[leetcode]376. Wiggle Subsequence

376. Wiggle Subsequence

 

A sequence of numbers is called a wiggle sequenceif the differences between successive numbers strictly alternate between positive and negative. The first difference (if one exists) may be either positive or negative. A sequence with fewer than two elements is trivially a wiggle sequence.

For example, [1,7,4,9,2,5] is a wiggle sequence because the differences (6,-3,5,-7,3) are alternately positive and negative. In contrast, [1,4,7,2,5] and [1,7,4,5,5] are not wiggle sequences, the first because its first two differences are positive and the second because its last difference is zero.

Given a sequence of integers, return the length of the longest subsequence that is a wiggle sequence. A subsequence is obtained by deleting some number of elements (eventually, also zero) from the original sequence, leaving the remaining elements in their original order.

Example 1:

Input: [1,7,4,9,2,5] Output: 6 Explanation: The entire sequence is a wiggle sequence.

Example 2:

Input: [1,17,5,10,13,15,10,5,16,8] Output: 7 Explanation: There are several subsequences that achieve this length.

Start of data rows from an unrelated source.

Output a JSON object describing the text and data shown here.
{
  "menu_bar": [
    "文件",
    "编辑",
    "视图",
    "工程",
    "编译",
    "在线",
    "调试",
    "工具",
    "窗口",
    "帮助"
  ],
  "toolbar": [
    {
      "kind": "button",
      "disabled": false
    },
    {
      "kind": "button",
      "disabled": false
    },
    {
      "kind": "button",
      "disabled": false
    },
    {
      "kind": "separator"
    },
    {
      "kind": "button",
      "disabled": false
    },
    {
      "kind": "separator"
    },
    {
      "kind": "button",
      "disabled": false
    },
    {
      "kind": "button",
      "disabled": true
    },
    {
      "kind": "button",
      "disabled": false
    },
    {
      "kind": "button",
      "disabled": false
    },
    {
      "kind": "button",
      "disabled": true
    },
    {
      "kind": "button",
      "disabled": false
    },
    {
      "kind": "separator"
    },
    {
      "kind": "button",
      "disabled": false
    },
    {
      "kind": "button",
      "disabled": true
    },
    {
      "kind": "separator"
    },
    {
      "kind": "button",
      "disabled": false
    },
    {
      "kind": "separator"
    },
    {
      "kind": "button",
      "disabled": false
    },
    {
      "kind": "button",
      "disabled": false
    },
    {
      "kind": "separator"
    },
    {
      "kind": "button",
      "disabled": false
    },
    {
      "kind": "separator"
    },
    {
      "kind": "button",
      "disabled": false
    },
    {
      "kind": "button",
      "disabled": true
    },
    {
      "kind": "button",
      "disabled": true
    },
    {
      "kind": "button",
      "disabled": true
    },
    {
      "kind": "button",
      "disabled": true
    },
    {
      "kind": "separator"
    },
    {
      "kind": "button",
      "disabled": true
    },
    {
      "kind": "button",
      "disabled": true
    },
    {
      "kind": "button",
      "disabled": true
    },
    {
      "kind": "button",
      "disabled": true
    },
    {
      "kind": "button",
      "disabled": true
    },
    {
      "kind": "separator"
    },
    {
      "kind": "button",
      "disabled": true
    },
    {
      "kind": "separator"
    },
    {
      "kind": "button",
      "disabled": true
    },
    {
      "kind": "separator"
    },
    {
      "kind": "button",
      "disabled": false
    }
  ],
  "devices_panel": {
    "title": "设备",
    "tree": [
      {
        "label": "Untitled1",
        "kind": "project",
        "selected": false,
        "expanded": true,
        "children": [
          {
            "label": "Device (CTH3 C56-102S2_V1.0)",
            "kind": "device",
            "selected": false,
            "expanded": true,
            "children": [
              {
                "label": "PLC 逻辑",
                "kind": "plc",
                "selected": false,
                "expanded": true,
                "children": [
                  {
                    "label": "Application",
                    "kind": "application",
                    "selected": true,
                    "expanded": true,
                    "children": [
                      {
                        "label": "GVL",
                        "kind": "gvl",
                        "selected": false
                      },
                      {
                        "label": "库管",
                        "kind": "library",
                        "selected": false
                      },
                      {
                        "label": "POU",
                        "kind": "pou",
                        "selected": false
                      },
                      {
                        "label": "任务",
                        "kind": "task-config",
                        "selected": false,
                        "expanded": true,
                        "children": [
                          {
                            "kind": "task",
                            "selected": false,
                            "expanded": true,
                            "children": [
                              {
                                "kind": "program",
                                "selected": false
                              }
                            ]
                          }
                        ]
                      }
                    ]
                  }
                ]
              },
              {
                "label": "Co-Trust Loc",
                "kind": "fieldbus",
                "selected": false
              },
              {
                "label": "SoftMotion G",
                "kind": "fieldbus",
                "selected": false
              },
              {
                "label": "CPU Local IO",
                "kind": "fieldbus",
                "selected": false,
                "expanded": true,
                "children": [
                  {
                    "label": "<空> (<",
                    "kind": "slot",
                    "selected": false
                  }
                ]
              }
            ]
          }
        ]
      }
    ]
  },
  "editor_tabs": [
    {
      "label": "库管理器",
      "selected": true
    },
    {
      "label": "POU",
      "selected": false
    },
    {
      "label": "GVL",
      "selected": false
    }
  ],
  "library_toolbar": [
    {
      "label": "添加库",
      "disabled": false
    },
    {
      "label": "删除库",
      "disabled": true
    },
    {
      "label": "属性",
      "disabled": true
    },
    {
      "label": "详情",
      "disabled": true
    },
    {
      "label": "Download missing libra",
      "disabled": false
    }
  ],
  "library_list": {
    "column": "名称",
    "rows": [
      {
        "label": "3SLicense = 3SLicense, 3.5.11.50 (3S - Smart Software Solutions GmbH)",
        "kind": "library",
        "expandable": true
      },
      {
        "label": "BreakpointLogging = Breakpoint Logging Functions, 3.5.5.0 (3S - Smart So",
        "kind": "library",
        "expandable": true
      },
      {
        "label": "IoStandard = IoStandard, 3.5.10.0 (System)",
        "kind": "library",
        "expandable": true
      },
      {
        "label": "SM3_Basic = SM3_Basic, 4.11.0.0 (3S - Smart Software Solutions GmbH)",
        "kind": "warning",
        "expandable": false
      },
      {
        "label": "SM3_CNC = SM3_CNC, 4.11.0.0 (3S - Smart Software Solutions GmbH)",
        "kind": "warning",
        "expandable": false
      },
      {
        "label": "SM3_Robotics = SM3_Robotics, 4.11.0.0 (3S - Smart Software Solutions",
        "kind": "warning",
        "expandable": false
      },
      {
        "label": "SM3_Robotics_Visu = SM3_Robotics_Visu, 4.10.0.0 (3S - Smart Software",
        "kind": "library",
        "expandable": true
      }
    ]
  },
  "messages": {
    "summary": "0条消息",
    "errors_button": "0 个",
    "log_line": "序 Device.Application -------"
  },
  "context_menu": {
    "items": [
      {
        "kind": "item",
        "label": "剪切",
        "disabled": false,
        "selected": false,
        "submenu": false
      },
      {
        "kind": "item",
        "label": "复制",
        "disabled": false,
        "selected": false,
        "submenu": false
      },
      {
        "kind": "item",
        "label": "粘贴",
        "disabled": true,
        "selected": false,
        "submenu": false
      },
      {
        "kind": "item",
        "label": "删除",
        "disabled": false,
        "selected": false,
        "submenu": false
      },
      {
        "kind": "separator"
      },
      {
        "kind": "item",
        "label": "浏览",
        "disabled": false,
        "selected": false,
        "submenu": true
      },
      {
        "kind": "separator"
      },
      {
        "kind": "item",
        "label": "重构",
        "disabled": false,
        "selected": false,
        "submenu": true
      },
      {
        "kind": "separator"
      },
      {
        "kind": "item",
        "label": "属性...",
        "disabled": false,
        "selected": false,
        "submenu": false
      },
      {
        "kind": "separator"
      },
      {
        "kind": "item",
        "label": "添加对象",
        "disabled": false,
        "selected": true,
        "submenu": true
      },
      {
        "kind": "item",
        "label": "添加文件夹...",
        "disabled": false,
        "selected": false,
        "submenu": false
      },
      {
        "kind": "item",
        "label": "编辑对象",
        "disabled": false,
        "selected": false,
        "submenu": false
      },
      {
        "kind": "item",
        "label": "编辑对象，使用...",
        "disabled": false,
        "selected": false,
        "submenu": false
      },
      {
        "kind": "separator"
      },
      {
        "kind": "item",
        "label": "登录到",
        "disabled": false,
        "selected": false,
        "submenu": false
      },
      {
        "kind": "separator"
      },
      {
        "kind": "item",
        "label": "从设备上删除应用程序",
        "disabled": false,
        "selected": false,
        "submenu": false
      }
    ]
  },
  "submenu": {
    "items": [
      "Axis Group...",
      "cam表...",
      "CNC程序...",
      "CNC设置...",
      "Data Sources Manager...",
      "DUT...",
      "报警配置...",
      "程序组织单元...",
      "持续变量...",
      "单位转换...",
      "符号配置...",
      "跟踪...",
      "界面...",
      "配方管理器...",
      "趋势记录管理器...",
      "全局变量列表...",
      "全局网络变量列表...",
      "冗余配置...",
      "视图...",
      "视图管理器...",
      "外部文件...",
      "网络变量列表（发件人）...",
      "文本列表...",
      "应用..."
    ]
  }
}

One is [1,17,10,13,10,16,8].

Example 3:

Input: [1,2,3,4,5,6,7,8,9] Output: 2

Follow up:
Can you do it in O(n) time?

 

class Solution(object):
    def wiggleMaxLength(self, nums):
        TurnNeg = None
        if nums ==[] :
            return 0
        cnt =0
        for i, num in enumerate(nums[:-1]):
            if TurnNeg is None and nums[i]-nums[i+1] !=0:
                TurnNeg  = nums[i]-nums[i+1]>0
                cnt +=1
            if (TurnNeg and nums[i]-nums[i+1]<0 ) or (not TurnNeg and nums[i]-nums[i+1]>0):
                #print(nums[i])
                cnt +=1
                TurnNeg = not TurnNeg
        return cnt+1